用 C 中的文件实现的 B 树(不是 B+/B*)中的问题
我是新来的,首先,如果我犯了错误,我想道歉。我的问题是:我想用 C 实现 B 树,使用文件来存储树...我的程序从文本文件中读取 10000 个字符串,每个字符串包含 10 个字符,并将该内容存储在 .DAT 二进制文件中,通过B树组织;然后用户可以搜索字符串。
我正在使用“Cormen等人 - 算法简介(3ed)”的算法,它似乎是正确的、清晰的和实用的。但是,我的程序只是出现运行时错误...例如分段错误和无限循环。我已经尝试调试了5天,但没有成功! B 树函数是递归的,我个人讨厌它......我认为正是递归使调试如此困难!
我的代码比较大,分为2个文件,一个源文件,一个标头。我将在这里发布 B 树的函数和变量声明。但是,如果有人想查看完整的代码,我会发布一个“iFile.it”链接(是否允许?如果不允许,抱歉!)...
非常感谢您的关注和帮助...对于这个大问题感到抱歉!
源链接[不是那么重要,只是main()]:http://ifile.it/n73drmc/ b-tree_file.c
标题链接[所有函数都在这里]:http://ifile.it/u1fa3kp/b-tree_file.h
带有字符串的文本文件:http://ifile.it/7hu95ot/arq_5.txt
关于代码的注释:
i) free() 的行为非常奇怪......所以我对它们进行了评论,因为如果我使用它们,我的程序错误更多!

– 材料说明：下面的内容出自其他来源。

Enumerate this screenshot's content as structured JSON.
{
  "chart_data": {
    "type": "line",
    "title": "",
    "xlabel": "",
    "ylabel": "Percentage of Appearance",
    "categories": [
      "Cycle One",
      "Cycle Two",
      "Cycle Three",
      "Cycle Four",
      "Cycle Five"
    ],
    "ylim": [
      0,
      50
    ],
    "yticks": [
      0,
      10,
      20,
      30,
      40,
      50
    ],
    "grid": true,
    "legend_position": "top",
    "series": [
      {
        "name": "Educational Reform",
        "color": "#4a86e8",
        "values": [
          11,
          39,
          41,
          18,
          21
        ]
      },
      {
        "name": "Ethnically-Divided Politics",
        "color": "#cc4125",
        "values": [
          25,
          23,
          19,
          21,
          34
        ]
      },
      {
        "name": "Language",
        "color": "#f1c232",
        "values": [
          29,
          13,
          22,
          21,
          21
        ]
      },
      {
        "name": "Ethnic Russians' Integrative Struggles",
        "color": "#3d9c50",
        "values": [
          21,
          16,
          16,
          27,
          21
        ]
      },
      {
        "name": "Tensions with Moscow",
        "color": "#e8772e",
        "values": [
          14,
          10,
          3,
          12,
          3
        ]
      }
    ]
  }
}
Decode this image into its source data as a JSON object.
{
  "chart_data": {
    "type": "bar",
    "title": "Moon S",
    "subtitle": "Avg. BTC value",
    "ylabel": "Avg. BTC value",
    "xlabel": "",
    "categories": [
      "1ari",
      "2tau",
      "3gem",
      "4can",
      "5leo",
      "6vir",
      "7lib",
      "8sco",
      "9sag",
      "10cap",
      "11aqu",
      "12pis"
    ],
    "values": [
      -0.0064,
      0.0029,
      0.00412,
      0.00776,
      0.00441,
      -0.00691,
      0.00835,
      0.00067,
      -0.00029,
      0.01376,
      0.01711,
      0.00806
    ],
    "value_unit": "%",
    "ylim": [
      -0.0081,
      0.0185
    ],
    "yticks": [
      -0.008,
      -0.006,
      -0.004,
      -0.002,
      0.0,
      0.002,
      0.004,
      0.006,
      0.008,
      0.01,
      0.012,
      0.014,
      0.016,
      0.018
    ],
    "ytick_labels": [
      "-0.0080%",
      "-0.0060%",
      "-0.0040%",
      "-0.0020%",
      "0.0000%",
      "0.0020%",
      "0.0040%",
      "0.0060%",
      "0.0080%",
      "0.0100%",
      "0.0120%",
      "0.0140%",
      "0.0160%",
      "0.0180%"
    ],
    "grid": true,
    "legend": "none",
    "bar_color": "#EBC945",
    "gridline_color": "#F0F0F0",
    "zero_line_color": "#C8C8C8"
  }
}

ii)所有代码注释都是我尝试解决问题的想法,并且必须被认为是我已经尝试过。
iii) 我的母语是葡萄牙语,因此对于以英语为母语的人来说,函数和变量可能有奇怪的名称......对此深表歉意!
守则:
#include <stdio.h>
#include <stdlib.h>
#include <string.h>
#include <ctype.h>
//defs of pre-compiler
#ifdef __linux
#define PAUSA "read p"
#define CLRSCR "clear"
#else
#define PAUSA "Pause"
#define CLRSCR "cls"
#endif
#define T 5 // minimum degree of B-tree
#define Min (T-1)
#define Max ((2*T)-1)
//
//global vars
FILE *arqt, *arqb;
char VAL[11];
long int lt = 0;
typedef struct {
unsigned int num;
long int pos;
char chave[(Max+1)][11]; //chave in portuguese = key in english!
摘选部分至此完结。